Franck Poupeau est un directeur de recherche au CNRS et membre du Centre de recherche et de documentation sur les Amériques. Il a effectué des recherches approfondies sur les politiques de l’eau et les inégalités urbaines en Amérique du Sud et aux États-Unis. Il est également l’auteur de « Altiplano. Fragments d’une révolution (Bolivie, 1999-2019) » publié par Raisons d’agir en 2021. Poupeau a coordonné la publication posthume des travaux de Pierre Bourdieu et est un contributeur régulier aux éditions Raisons d’agir.
Il explique que la guerre de l’eau de Cochabamba, qui a commencé en décembre 1999, a eu lieu dans un contexte de crise économique grave en Bolivie. Des politiques de privatisation des services publics ont été mises en place à partir des années 1980 afin de répondre aux demandes de la Banque mondiale. Une deuxième vague de privatisation a touché les services urbains de gestion de l’eau à la fin des années 1990. Après La Paz en 1997, le processus a touché Cochabamba, la troisième plus grande ville de Bolivie, en 1999. L’approvisionnement en eau de la ville a été confié à un consortium formé par l’entreprise italienne International Water Limited et l’entreprise américaine Bechtel.
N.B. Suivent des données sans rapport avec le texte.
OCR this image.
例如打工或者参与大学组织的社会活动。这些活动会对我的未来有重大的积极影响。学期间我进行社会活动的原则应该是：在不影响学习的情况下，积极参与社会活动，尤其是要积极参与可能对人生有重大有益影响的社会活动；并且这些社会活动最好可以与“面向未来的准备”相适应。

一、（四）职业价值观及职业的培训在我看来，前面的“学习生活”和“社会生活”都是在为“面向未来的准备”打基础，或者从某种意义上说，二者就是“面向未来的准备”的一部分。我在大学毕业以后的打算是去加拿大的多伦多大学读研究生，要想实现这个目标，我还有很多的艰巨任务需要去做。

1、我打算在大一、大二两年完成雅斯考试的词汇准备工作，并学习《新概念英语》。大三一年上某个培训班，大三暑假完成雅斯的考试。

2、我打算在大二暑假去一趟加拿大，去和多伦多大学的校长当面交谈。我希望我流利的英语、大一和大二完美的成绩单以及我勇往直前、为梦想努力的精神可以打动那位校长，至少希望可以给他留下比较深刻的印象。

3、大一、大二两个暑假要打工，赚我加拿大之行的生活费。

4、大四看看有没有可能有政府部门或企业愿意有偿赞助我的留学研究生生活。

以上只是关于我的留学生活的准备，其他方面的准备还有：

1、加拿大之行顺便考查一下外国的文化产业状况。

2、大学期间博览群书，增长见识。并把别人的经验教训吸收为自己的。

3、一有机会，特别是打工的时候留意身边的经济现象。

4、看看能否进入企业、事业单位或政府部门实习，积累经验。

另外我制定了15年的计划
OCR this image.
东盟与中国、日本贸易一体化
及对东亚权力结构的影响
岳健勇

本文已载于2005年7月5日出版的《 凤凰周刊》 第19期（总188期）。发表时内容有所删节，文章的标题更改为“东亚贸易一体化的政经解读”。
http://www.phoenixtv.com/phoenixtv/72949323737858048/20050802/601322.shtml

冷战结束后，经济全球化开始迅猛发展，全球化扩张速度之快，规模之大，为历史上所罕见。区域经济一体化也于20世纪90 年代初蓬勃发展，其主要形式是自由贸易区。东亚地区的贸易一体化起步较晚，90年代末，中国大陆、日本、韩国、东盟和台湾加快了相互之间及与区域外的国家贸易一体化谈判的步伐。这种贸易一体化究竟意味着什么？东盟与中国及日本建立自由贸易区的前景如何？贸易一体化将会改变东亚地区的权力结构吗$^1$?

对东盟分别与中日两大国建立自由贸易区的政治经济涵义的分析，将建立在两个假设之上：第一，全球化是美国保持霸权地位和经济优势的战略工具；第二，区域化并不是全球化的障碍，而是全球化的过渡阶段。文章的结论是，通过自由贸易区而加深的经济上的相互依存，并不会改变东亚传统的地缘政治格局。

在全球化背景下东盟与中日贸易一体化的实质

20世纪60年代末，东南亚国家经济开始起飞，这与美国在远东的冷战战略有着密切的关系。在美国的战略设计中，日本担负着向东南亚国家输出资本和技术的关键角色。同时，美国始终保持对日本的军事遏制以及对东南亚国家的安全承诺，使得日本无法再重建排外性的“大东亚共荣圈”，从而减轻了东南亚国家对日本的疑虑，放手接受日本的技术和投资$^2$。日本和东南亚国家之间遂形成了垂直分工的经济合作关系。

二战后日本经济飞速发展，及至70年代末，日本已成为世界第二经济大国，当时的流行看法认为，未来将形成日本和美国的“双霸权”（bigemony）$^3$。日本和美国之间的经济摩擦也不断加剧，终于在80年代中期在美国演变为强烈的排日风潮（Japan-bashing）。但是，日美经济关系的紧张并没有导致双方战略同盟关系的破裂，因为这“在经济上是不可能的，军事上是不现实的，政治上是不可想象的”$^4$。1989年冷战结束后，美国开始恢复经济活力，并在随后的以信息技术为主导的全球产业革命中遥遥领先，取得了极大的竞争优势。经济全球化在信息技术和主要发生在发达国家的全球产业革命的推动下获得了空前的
Dans un climat de libéralisation triomphale, le changement est drastique. La politique de privatisation, sans prévoir de mesures sociales, fait flamber les coûts d’équipement dans les zones éloignées et populaires, rendant impossible toute vision de profit. La possibilité d’une augmentation des tarifs inquiète les groupes sociaux, mais c’est un décret interdisant aux personnes de collecter l’eau de pluie qui provoque le chaos. Cette coutume ancestrale permet aux familles les plus démunies de répondre à leurs besoins domestiques et agricoles dans un pays déjà fortement touché par la pénurie. Cette mesure est le coup de grâce. A partir de décembre 1999, la ville est paralysée par les manifestations.
Plutôt que de négocier, le gouvernement déploie l’armée. Cette répression entraîne la mort d’un manifestant et de nombreux blessés. C’est le début d’une escalade de violence, avec des confrontations similaires à la guerre urbaine entre les soldats et les résidents barricadés. Le conflit local reçoit une attention nationale et même internationale, jusqu’à ce que la victoire soit obtenue en avril 2000, lorsque le gouvernement annule le contrat de concession.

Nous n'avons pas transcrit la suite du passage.